UC College of Medicine Awards Highest Honor

CINCINNATI—The UC College of Medicine presented an alumnus and a current faculty member with the college's highest honor, the Daniel Drake Medal, on Saturday, May 28.

Drake Medal recipients for 2016 are Scott Rauch, MD, a 1987 graduate of the College of Medicine and president, psychiatrist in chief and Rose-Marie & Eijk van Otterloo Chair of Psychiatry for McLean Hospital, Belmont, Mass., and Arnold Schwartz, PhD, distinguished university professor of internal medicine at the UC College of Medicine.

The Drake Medal is given annually by the College of Medicine to living faculty or alumni for their outstanding and unique contributions to medical education, scholarship and research. The award was established in 1985 to honor the 200th birthday of Daniel Drake, MD, the founder of the medical College of Ohio, the forerunner of the UC College of Medicine. Drake was one of the most influential physicians, educators and scientists of 19th century America. He also founded Cincinnati College, the Cincinnati Lancaster Seminary, Cincinnati Public Library, the Western Museum and Commercial Hospital and Lunatic Asylum (known today as University of Cincinnati Medical Center). He also established the Cincinnati Eye Infirmary and the Kentucky School for the Blind in Louisville.

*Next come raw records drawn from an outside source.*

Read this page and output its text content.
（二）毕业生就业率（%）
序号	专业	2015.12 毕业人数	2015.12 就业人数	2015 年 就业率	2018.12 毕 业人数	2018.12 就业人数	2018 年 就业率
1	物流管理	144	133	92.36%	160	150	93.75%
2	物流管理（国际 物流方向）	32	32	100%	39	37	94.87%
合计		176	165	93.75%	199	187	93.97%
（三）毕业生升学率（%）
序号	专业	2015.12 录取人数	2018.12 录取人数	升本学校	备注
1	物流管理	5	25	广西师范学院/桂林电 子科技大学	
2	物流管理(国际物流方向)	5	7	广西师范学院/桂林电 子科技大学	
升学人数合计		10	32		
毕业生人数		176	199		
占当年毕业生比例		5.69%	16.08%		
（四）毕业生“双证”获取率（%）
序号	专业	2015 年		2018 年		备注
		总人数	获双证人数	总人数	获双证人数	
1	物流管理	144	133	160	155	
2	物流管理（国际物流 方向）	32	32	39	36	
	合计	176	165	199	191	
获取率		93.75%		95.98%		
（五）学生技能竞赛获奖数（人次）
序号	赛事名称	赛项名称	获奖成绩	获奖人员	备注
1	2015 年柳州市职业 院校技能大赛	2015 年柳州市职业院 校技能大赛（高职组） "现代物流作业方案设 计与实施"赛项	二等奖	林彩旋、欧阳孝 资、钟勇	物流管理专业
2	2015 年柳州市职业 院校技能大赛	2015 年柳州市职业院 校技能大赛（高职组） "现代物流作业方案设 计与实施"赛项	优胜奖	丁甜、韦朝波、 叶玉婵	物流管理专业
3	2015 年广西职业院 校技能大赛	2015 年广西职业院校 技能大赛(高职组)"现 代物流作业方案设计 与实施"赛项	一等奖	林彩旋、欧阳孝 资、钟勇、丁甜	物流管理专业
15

Rauch and Schwartz received their medals during the college's annual Honors Day, this year at the Aronoff Center for the Arts, during which 169 students received their medical degrees. Both will be celebrated this evening at a dinner at the Queen City Club. Their names, along with biographies and photos, have been added to the Daniel Drake Medal exhibit in the Medical Sciences Building on UC's medical campus. 

Scott Rauch, MD

Scott Rauch, MD (Med '87) is also professor of psychiatry and chair of the Psychiatry Executive Committee at Harvard Medical School and chair of Psychiatry & Mental Health for Partners Healthcare. His research interests relate to neuroimaging, neurobiology and care of depression and anxiety disorders. Rauch has been a leader in developing and applying new technologies in psychiatry and neuroscience in using neuroimaging to delineate the neural basis of psychiatric diseases and normal brain functions. He has played a leading role in advancing neurostimulation and surgical therapies for psychiatric disorders, as well as the use of technology to disseminate psychiatric care to improve access and cost-efficiency. Rauch also received the 2014 John Shaw Billings Alumni Leadership Award from the UC College of Medicine.

Arnold Schwartz, PhD

Arnold Schwartz, PhD, was the first to clone and characterize a human heart calcium channel and identify the sites for the calcium channel blocking drugs diltiazem, verapamil and amlodipine, which are widely used to treat heart failure and hypertension. Prior to that, he established the mechanism of action of digitalis, the oldest known drug. Schwartz earned his master's at Ohio State University and PhD at SUNY Downstate, Brooklyn. Following postdoctoral fellowships in London and Aarhus, Denmark, he joined the faculty at Baylor College of Medicine. Since 1977 Schwartz has nurtured hundreds of graduate and medical students and young faculty at the UC College of Medicine as the principal investigator of a National Heart, Lung and Blood Institute training grant for 38 years, and a Program Project grant for 28 years. Schwartz also received the 2012 George Rieveschl Jr. Award for Distinguished Scientific Research from the University of Cincinnati.